Pemuda berambut sewarna rubi itu menatap gusar jendela dengan earphone masih terpasang di telinganya. Dia tidak peduli gurunya akan mengamuk karena tidak memperhatikan pelajaran—toh ini pelajaran terakhir, ia bisa menghabiskan waktu di ruang perpustakaan atau bahkan langsung pulang saja.

Ah, rasanya tidak bisa. Sedari tadi seorang Mikoshiba Mikoto memandangi jendela karena kini hujan deras tengah berlangsung. Musim hujan sudah datang, dan Mikoshiba begitu ceroboh untuk mengingat bahwa dia butuh payung di tasnya untuk bisa berpergian dengan leluasa. Padahal kemarin dia jelas-jelas menonton berita dengan segelas kopi kalengan kesukaannya.

"Uh, Mikoshiba-kun."

Seorang gadis berambut pendek kini berdiri di samping meja Mikoshiba, membuat Mikoshiba meliriknya langsung. Earphone masih terpasang di telinganya—bodo amat dengan pendapat orang yang membuatnya terlihat tidak sopan—dengan kedua tangan bersidekap di dadanya. "Ha'i?"

"Kau dipanggil Nozaki-kun dari kelas sebelah." Jawab gadis itu—Nakami—dengan ekspresi sedikit malu-malu. Sepertinya Nakami itu satu dari banyaknya gadis yang menyukai Mikoshiba.

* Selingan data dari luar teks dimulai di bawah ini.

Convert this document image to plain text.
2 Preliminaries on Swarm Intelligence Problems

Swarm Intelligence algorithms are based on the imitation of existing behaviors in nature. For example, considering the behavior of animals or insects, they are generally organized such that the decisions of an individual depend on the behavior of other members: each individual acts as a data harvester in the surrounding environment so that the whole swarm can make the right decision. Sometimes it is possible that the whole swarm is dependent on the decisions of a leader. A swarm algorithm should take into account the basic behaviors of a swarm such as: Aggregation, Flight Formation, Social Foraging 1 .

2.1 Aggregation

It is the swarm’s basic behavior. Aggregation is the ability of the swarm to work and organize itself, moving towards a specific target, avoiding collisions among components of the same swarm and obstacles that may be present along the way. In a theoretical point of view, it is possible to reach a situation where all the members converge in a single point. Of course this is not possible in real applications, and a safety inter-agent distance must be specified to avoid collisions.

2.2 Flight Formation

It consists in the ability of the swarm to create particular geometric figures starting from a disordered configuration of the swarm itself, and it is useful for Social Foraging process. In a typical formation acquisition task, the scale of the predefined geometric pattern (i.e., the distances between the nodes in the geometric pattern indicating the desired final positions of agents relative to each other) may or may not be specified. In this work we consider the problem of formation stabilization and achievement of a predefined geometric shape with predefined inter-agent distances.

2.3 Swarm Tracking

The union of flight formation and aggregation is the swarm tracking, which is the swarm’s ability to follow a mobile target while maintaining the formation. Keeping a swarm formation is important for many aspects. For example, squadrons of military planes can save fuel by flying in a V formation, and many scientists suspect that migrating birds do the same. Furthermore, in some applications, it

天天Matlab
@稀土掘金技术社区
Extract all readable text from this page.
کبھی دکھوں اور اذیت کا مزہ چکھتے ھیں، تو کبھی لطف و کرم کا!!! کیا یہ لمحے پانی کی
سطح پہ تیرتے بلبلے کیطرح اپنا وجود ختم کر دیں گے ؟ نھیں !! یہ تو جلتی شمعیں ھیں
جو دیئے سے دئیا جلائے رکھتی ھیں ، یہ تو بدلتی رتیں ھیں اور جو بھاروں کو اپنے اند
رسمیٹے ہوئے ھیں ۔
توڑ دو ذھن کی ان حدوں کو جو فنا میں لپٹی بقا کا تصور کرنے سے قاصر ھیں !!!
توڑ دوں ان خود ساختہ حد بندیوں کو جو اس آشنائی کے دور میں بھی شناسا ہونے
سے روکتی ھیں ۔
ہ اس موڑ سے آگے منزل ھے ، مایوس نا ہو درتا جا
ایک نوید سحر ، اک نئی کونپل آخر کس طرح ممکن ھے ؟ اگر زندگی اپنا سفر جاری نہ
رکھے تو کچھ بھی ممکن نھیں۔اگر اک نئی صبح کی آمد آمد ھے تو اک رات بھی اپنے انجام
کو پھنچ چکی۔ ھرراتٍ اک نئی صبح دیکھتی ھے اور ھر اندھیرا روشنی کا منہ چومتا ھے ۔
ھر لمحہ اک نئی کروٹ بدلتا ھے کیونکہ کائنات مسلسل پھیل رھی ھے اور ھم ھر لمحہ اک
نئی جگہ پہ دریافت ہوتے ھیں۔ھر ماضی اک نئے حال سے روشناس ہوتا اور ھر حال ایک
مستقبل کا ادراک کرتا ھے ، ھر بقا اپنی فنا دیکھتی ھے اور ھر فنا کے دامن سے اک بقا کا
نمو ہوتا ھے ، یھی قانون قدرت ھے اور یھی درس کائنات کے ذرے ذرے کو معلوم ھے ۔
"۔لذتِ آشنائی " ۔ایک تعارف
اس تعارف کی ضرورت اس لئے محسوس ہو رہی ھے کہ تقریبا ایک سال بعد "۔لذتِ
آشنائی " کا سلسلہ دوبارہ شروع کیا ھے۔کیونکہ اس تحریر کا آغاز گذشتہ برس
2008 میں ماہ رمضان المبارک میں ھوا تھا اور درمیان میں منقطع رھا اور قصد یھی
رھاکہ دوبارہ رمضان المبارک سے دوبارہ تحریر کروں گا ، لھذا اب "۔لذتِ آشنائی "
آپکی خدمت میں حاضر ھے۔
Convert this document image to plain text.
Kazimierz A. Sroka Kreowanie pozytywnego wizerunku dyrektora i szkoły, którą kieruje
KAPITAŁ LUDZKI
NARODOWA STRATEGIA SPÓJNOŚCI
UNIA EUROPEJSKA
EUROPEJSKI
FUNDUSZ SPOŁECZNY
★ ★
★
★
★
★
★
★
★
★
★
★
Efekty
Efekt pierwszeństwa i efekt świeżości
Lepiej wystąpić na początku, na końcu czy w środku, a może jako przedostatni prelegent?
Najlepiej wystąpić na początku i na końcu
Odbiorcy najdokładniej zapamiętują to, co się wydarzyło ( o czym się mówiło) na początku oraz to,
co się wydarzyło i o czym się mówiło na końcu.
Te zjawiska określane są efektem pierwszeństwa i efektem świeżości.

Nozaki? Memanggilnya? Ini pasti berurusan dengan sesuatu yang tidak jauh-jauh dari proyek shoujo manga-nya, Mikoshiba sudah menduga. Pastilah pemuda tinggi itu membutuhkan bantuan untuk menggambar efek atau sekedar mengerjakan beta—yang sebenarnya kini sudah ditangani oleh Sakura. Tetapi memanggilnya di saat pelajaran sedang berlangsung?! "Etto... Bukankah jam pelajaran tengah berlangsung?"

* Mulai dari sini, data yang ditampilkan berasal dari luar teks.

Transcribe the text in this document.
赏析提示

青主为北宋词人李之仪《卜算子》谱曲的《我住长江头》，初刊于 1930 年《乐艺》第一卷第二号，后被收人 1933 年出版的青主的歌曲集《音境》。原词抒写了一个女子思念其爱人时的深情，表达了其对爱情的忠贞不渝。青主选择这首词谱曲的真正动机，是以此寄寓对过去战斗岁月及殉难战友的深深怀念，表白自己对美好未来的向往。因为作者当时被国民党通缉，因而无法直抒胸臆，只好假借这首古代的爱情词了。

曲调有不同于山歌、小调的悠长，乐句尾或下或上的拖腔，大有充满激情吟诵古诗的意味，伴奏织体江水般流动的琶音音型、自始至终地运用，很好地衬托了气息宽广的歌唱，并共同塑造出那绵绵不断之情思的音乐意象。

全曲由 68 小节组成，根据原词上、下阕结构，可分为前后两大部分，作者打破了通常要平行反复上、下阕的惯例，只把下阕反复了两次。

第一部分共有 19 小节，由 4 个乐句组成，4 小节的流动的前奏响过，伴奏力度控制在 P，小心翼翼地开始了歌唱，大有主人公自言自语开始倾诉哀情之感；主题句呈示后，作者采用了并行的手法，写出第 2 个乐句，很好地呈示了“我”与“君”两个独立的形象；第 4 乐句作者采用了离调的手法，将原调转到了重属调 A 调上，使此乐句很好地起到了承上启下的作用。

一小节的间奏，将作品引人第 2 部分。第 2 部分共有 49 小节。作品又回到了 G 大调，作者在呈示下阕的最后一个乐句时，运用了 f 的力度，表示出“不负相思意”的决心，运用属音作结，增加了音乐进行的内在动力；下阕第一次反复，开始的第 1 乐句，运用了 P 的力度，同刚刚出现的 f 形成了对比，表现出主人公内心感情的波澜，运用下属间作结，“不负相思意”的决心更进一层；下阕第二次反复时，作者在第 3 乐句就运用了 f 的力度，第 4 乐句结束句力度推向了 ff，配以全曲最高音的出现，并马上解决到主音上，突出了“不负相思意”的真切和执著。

Senyum simpul terulas di bibir Nakami serta rona di pipinya, membuat Mikoshiba membalas senyuman itu dengan senyum ala love hunter-nya. "J-Jam pelajaran sudah berakhir sejak beberapa menit yang lalu, M-Mikoshiba-kun. T-Tampaknya Mikoshiba-kun terlalu fokus merenung sehingga tidak menyadari bel pulang sudah berbunyi."

"Oy oy, jadi kau sedari tadi memperhatikanku?!" Toeeng...

Mikoshiba Mikoto berhasil membuat wajah Nakami menjadi merona merah.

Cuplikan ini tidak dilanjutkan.